La Consob si prepara a regolamentare il finanziamento delle start up innovative attraverso il crowdfunding. Il termine, ben conosciuto dai naviganti nei socialnetwork ma molto meno dall’indistinta platea dei risparmiatori, designa la variegata realtà di siti web che nel mondo raccolgono soldi sotto forma donazioni, di premi o regali legati a singoli eventi o anche finanziamenti per sottoscrivere il capitale di rischio di piccole iniziative imprenditoriali. È proprio su quest’ultimo fronte che l’autorità di vigilanza italiana sta per muoversi. Entro la fine del mese dovrebbe essere avviata una preconsultazione di mercato sul regolamento attuativo delle norme (decreto “crescita”) approvate a fine anno dal Parlamento per favorire la nascita di «start up innovative».
Il legislatore ha già introdotto alcuni paletti. Le agevolazioni saranno appunto limitate alle giovani imprese con un forte contenuto innovativo, il capitale di rischio potrà essere raccolto attraverso portali web gestiti da intermediari regolamentati (banche o sim) oppure nuovi soggetti autorizzati dalla Consob che ne terrà un elenco. I portali non potranno direttamente detenere le somme raccolte a seguito di un’offerta. Per questo le start up dovranno rivolgersi ad una banca depositaria. Infine le diverse offerte sul web dovranno rispettare norme per tutelare gli investitori. I capitali da raccogliere non potranno eccedere il tetto di 5 milioni sopra il quale scattano le norme sulla sollecitazione al risparmio e l’obbligo di redigere un prospetto informativo. Il compito della Consob, cui il Parlamento da tempo fino al 14 febbraio per redigere il suo regolamento, è quello di dare concreta attuazione a queste disposizioni stabilendo, in particolare: i requisiti professionali e di onorabilità di amministratori e controllanti delle società di gestione dei portali (da costituire sotto forma di spa, srl, accomandita, o coop), le loro regole di condotta e le norme (anche informative) a tutela dei risparmiatori nell’ambito dei “mini collocamenti” azionari. L’authority è alla ricerca di un bilanciamento tra le esigenze di protezione degli investitori e quella di non comprimere eccessivamente la spontaneità e la vitalità “dal basso” delle offerte sul web. Proprio per questo è stato deciso di anticipare la consultazione formale vera e propria con un presondaggio che, appunto, prenderà avvio nelle prossime settimane.

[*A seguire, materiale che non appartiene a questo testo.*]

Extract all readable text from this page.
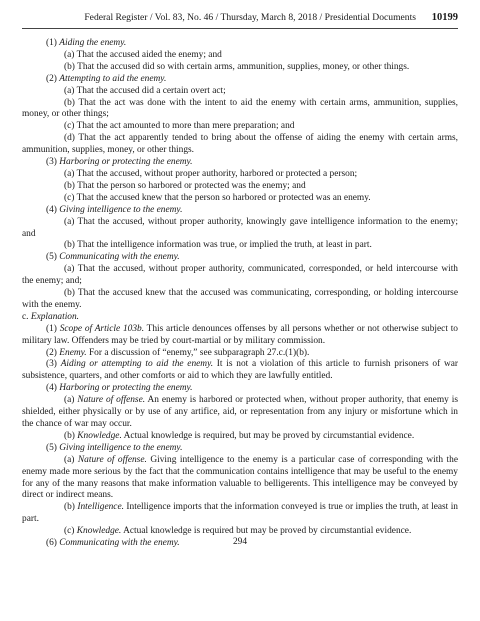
Federal Register / Vol. 83, No. 46 / Thursday, March 8, 2018 / Presidential Documents 10199

(1) Aiding the enemy.

(a) That the accused aided the enemy; and

(b) That the accused did so with certain arms, ammunition, supplies, money, or other things.

(2) Attempting to aid the enemy.

(a) That the accused did a certain overt act;

(b) That the act was done with the intent to aid the enemy with certain arms, ammunition, supplies, money, or other things;

(c) That the act amounted to more than mere preparation; and

(d) That the act apparently tended to bring about the offense of aiding the enemy with certain arms, ammunition, supplies, money, or other things.

(3) Harboring or protecting the enemy.

(a) That the accused, without proper authority, harbored or protected a person;

(b) That the person so harbored or protected was the enemy; and

(c) That the accused knew that the person so harbored or protected was an enemy.

(4) Giving intelligence to the enemy.

(a) That the accused, without proper authority, knowingly gave intelligence information to the enemy; and

(b) That the intelligence information was true, or implied the truth, at least in part.

(5) Communicating with the enemy.

(a) That the accused, without proper authority, communicated, corresponded, or held intercourse with the enemy; and;

(b) That the accused knew that the accused was communicating, corresponding, or holding intercourse with the enemy.

c. Explanation.

(1) Scope of Article 103b. This article denounces offenses by all persons whether or not otherwise subject to military law. Offenders may be tried by court-martial or by military commission.

(2) Enemy. For a discussion of “enemy,” see subparagraph 27.c.(1)(b).

(3) Aiding or attempting to aid the enemy. It is not a violation of this article to furnish prisoners of war subsistence, quarters, and other comforts or aid to which they are lawfully entitled.

(4) Harboring or protecting the enemy.

(a) Nature of offense. An enemy is harbored or protected when, without proper authority, that enemy is shielded, either physically or by use of any artifice, aid, or representation from any injury or misfortune which in the chance of war may occur.

(b) Knowledge. Actual knowledge is required, but may be proved by circumstantial evidence.

(5) Giving intelligence to the enemy.

(a) Nature of offense. Giving intelligence to the enemy is a particular case of corresponding with the enemy made more serious by the fact that the communication contains intelligence that may be useful to the enemy for any of the many reasons that make information valuable to belligerents. This intelligence may be conveyed by direct or indirect means.

(b) Intelligence. Intelligence imports that the information conveyed is true or implies the truth, at least in part.

(c) Knowledge. Actual knowledge is required but may be proved by circumstantial evidence.

(6) Communicating with the enemy.	294
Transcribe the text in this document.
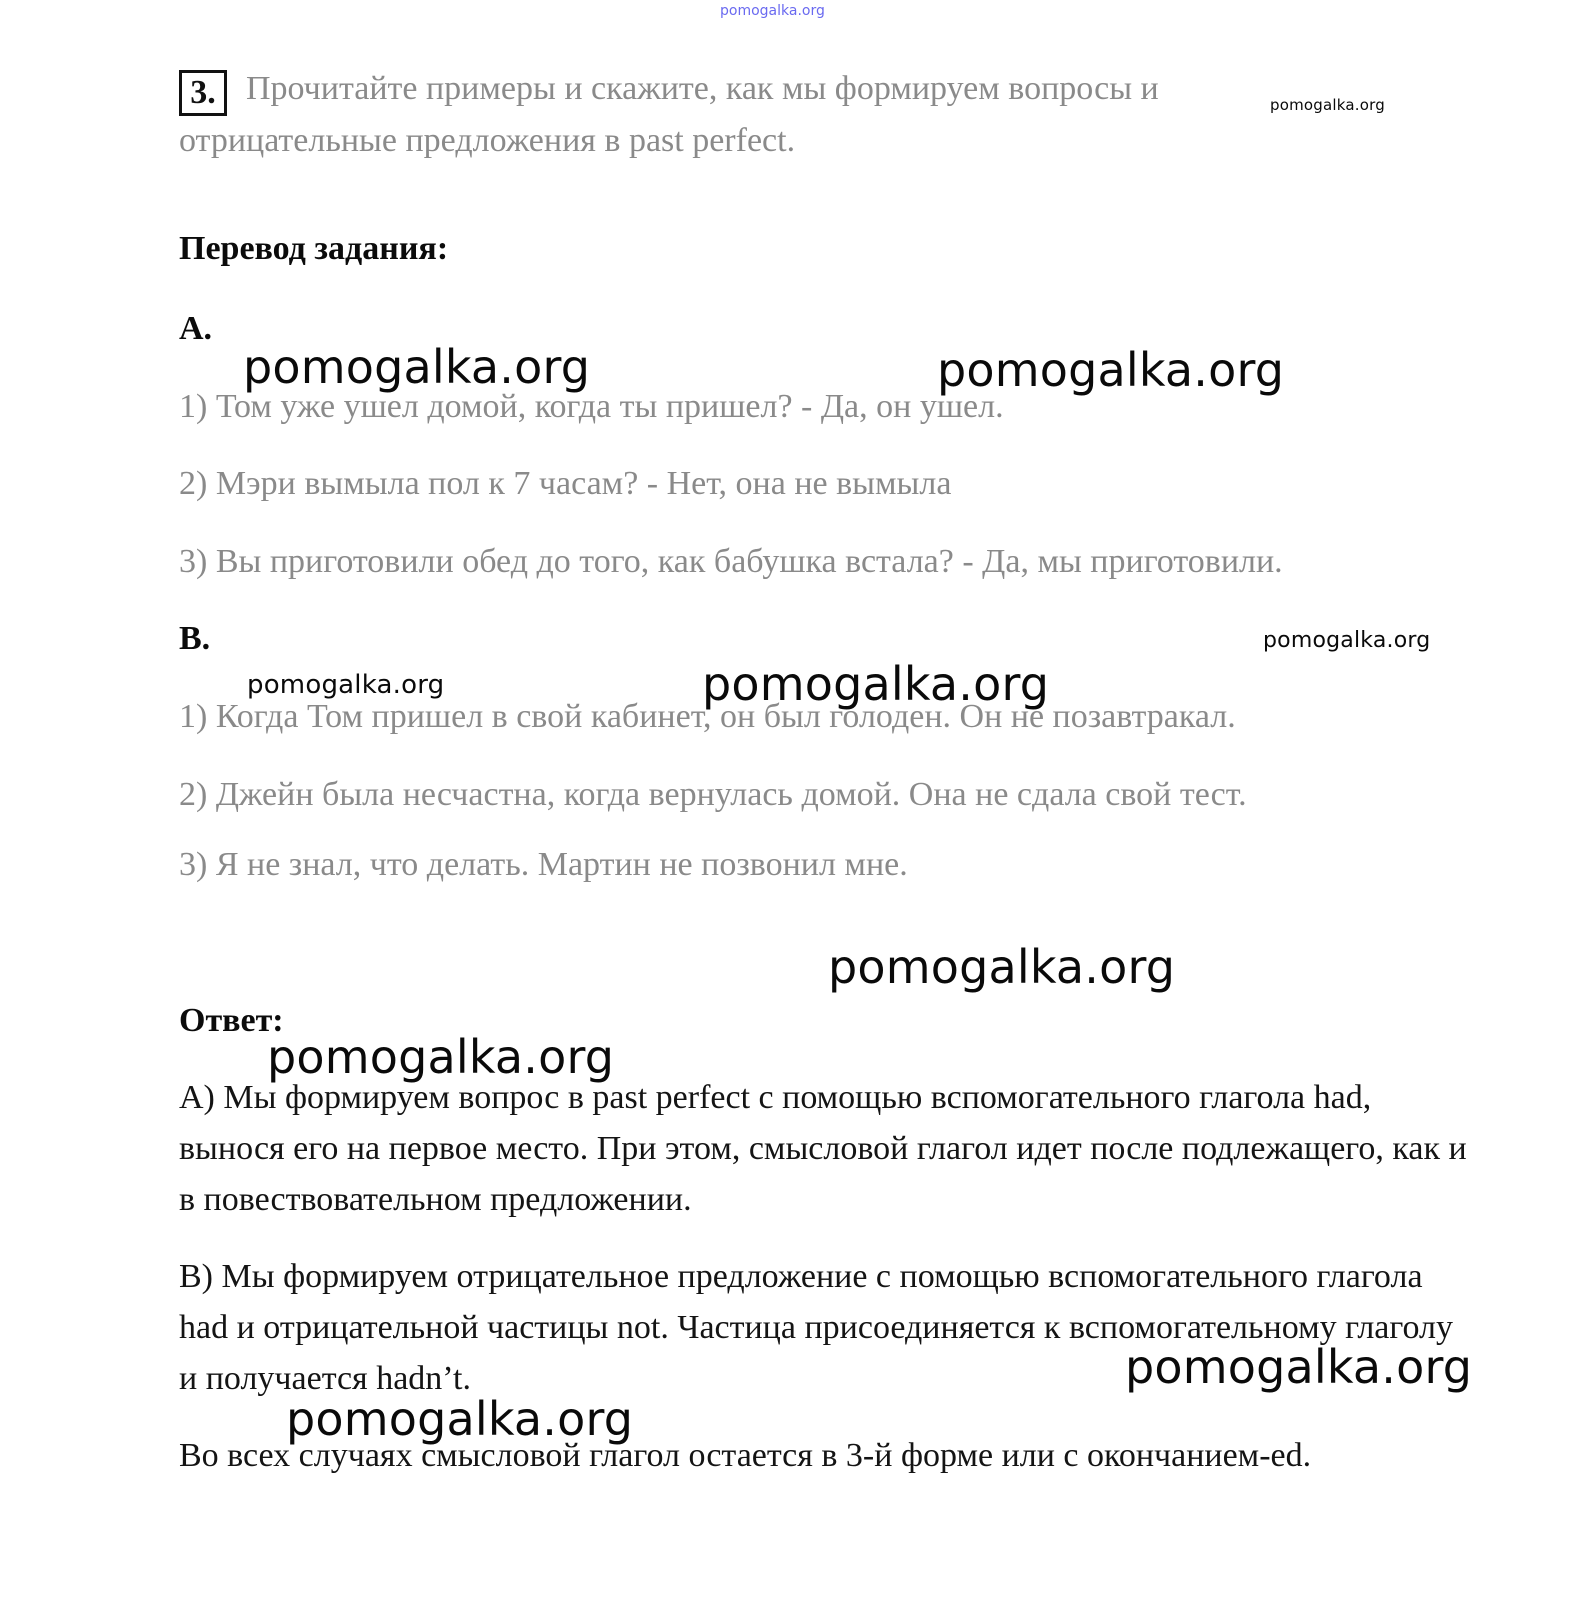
pomogalka.org
3. Прочитайте примеры и скажите, как мы формируем вопросы и	pomogalka.org
отрицательные предложения в past perfect.
Перевод задания:
A.
pomogalka.org	pomogalka.org
1) Том уже ушел домой, когда ты пришел? - Да, он ушел.
2) Мэри вымыла пол к 7 часам? - Нет, она не вымыла
3) Вы приготовили обед до того, как бабушка встала? - Да, мы приготовили.
B.	pomogalka.org
pomogalka.org	pomogalka.org
1) Когда Том пришел в свой кабинет, он был голоден. Он не позавтракал.
2) Джейн была несчастна, когда вернулась домой. Она не сдала свой тест.
3) Я не знал, что делать. Мартин не позвонил мне.
pomogalka.org
Ответ:
pomogalka.org
A) Мы формируем вопрос в past perfect с помощью вспомогательного глагола had, вынося его на первое место. При этом, смысловой глагол идет после подлежащего, как и в повествовательном предложении.
B) Мы формируем отрицательное предложение с помощью вспомогательного глагола had и отрицательной частицы not. Частица присоединяется к вспомогательному глаголу и получается hadn’t.	pomogalka.org
pomogalka.org
Во всех случаях смысловой глагол остается в 3-й форме или с окончанием-ed.
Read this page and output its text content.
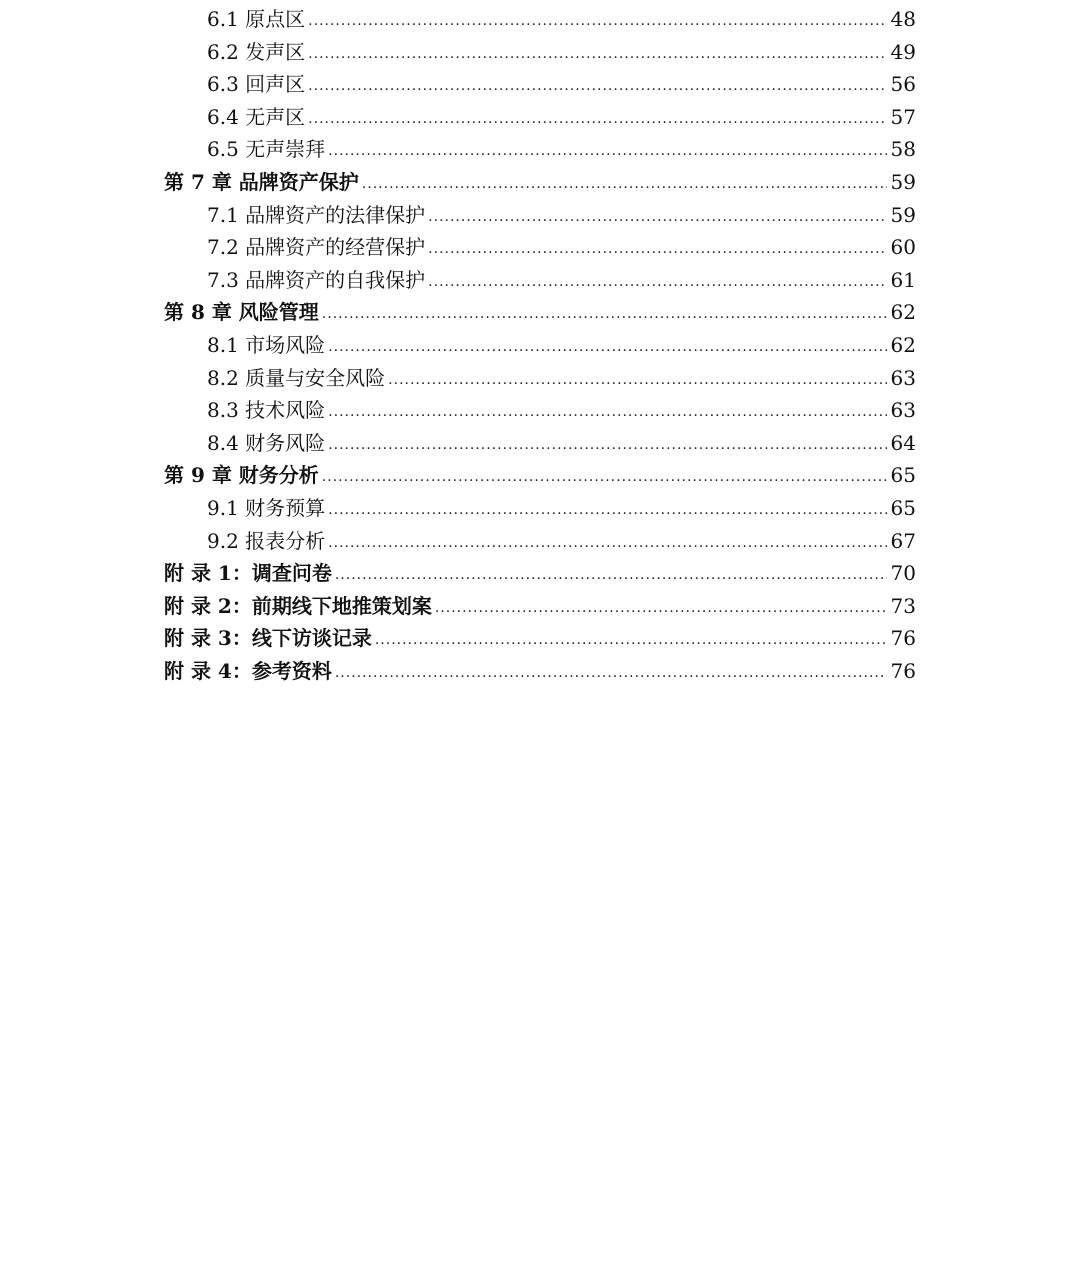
6.1 原点区 .....	48
6.2 发声区 .....	49
6.3 回声区 .....	56
6.4 无声区 .....	57
6.5 无声崇拜 .....	58
第 7 章 品牌资产保护 .....	59
7.1 品牌资产的法律保护 .....	59
7.2 品牌资产的经营保护 .....	60
7.3 品牌资产的自我保护 .....	61
第 8 章 风险管理 .....	62
8.1 市场风险 .....	62
8.2 质量与安全风险 .....	63
8.3 技术风险 .....	63
8.4 财务风险 .....	64
第 9 章 财务分析 .....	65
9.1 财务预算 .....	65
9.2 报表分析 .....	67
附 录 1：调查问卷 .....	70
附 录 2：前期线下地推策划案 .....	73
附 录 3：线下访谈记录 .....	76
附 录 4：参考资料 .....	76
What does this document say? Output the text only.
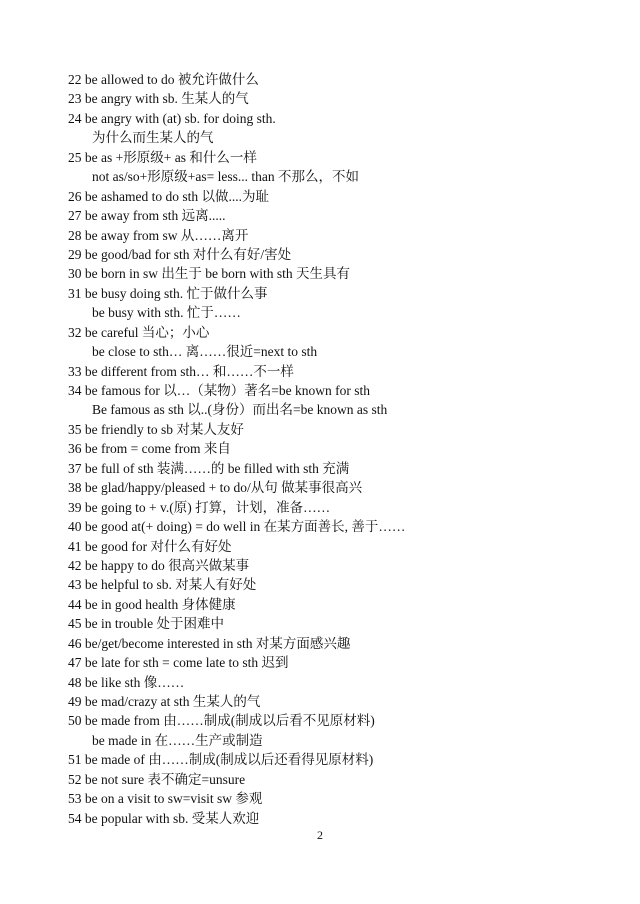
22 be allowed to do 被允许做什么
23 be angry with sb. 生某人的气
24 be angry with (at) sb. for doing sth.
为什么而生某人的气
25 be as +形原级+ as 和什么一样
not as/so+形原级+as= less... than 不那么，不如
26 be ashamed to do sth 以做....为耻
27 be away from sth 远离.....
28 be away from sw 从……离开
29 be good/bad for sth 对什么有好/害处
30 be born in sw 出生于 be born with sth 天生具有
31 be busy doing sth. 忙于做什么事
be busy with sth. 忙于……
32 be careful 当心；小心
be close to sth… 离……很近=next to sth
33 be different from sth… 和……不一样
34 be famous for 以…（某物）著名=be known for sth
Be famous as sth 以..(身份）而出名=be known as sth
35 be friendly to sb 对某人友好
36 be from = come from 来自
37 be full of sth 装满……的 be filled with sth 充满
38 be glad/happy/pleased + to do/从句 做某事很高兴
39 be going to + v.(原) 打算，计划，准备……
40 be good at(+ doing) = do well in 在某方面善长, 善于……
41 be good for 对什么有好处
42 be happy to do 很高兴做某事
43 be helpful to sb. 对某人有好处
44 be in good health 身体健康
45 be in trouble 处于困难中
46 be/get/become interested in sth 对某方面感兴趣
47 be late for sth = come late to sth 迟到
48 be like sth 像……
49 be mad/crazy at sth 生某人的气
50 be made from 由……制成(制成以后看不见原材料)
be made in 在……生产或制造
51 be made of 由……制成(制成以后还看得见原材料)
52 be not sure 表不确定=unsure
53 be on a visit to sw=visit sw 参观
54 be popular with sb. 受某人欢迎
2
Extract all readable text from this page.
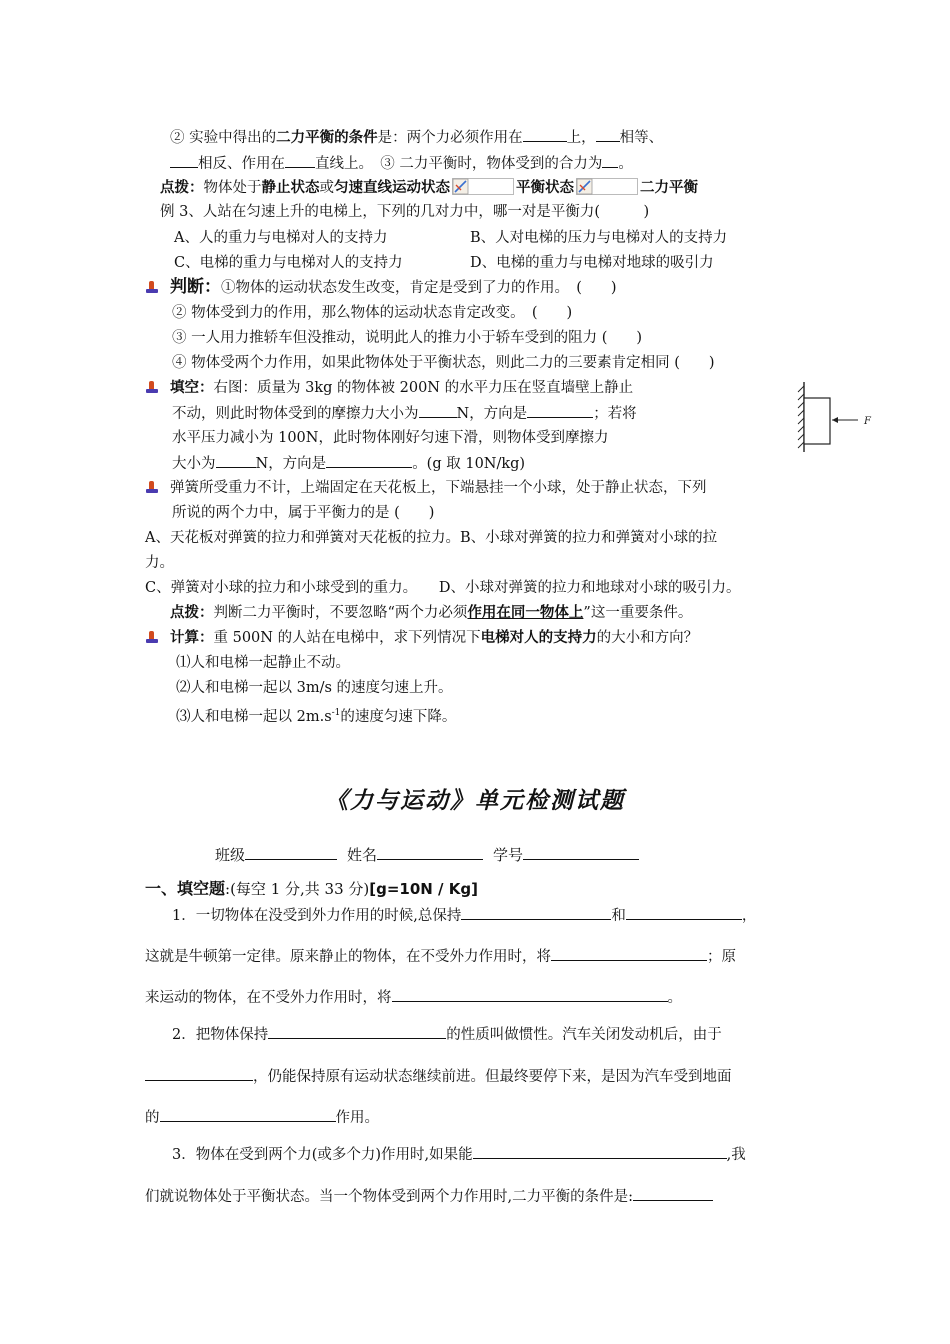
② 实验中得出的二力平衡的条件是：两个力必须作用在	上， 相等、
相反、作用在 直线上。　③ 二力平衡时，物体受到的合力为 。
点拨：物体处于静止状态或匀速直线运动状态	平衡状态	二力平衡
例 3、人站在匀速上升的电梯上，下列的几对力中，哪一对是平衡力(　　　)
A、人的重力与电梯对人的支持力	B、人对电梯的压力与电梯对人的支持力
C、电梯的重力与电梯对人的支持力	D、电梯的重力与电梯对地球的吸引力
判断：①物体的运动状态发生改变，肯定是受到了力的作用。　(　　)
② 物体受到力的作用，那么物体的运动状态肯定改变。　(　　)
③ 一人用力推轿车但没推动，说明此人的推力小于轿车受到的阻力 (　　)
④ 物体受两个力作用，如果此物体处于平衡状态，则此二力的三要素肯定相同 (　　)
填空：右图：质量为 3kg 的物体被 200N 的水平力压在竖直墙壁上静止
不动，则此时物体受到的摩擦力大小为	N，方向是	；若将
水平压力减小为 100N，此时物体刚好匀速下滑，则物体受到摩擦力
大小为	N，方向是	。(g 取 10N/kg)
F
弹簧所受重力不计，上端固定在天花板上，下端悬挂一个小球，处于静止状态，下列
所说的两个力中，属于平衡力的是 (　　)
A、天花板对弹簧的拉力和弹簧对天花板的拉力。B、小球对弹簧的拉力和弹簧对小球的拉
力。
C、弹簧对小球的拉力和小球受到的重力。　　D、小球对弹簧的拉力和地球对小球的吸引力。
点拨：判断二力平衡时，不要忽略“两个力必须作用在同一物体上”这一重要条件。
计算：重 500N 的人站在电梯中，求下列情况下电梯对人的支持力的大小和方向？
⑴人和电梯一起静止不动。
⑵人和电梯一起以 3m/s 的速度匀速上升。
⑶人和电梯一起以 $2m.s^{-1}$的速度匀速下降。
《力与运动》单元检测试题
班级	姓名	学号
一、填空题:(每空 1 分,共 33 分)[g=10N / Kg]
1．一切物体在没受到外力作用的时候,总保持	和	，
这就是牛顿第一定律。原来静止的物体，在不受外力作用时，将	；原
来运动的物体，在不受外力作用时，将	。
2．把物体保持	的性质叫做惯性。汽车关闭发动机后，由于
，仍能保持原有运动状态继续前进。但最终要停下来，是因为汽车受到地面
的	作用。
3．物体在受到两个力(或多个力)作用时,如果能	,我
们就说物体处于平衡状态。当一个物体受到两个力作用时,二力平衡的条件是:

Nel 2011 il crowdfunding ha raccolto nel mondo capitali per 1,5 miliardi di dollari (secondo una ricerca di crowdsourcing.org). In Italia – stima un report dell’Università Cattolica di cui sono autori Ivana Pauis e Daniela Castrataro – il fenomeno è circoscritto a 16 piattaforme più 5 che, nel novembre scorso, risultavano essere in una fase di lancio. Per gran parte però sono assimilabili al modello “a premio” (reward) o donazione . Soltanto un portale (“www.siamosoci.com”) è dedicato alla raccolta di capitale di rischio mentre altri due (“www.smartika.it” e “www.prestiamoci.com”), entrambi vigilati dalla Banca d’Italia, sono attivi nel social lending. Ma proprio in questi settori si raccolgono le maggiori risorse. Su un ammontare totale del crowdfunding italiano stimato in 13,3 milioni, 2 milioni hanno finanziato progetti equity e 10 le offerte di “prestito sociale”.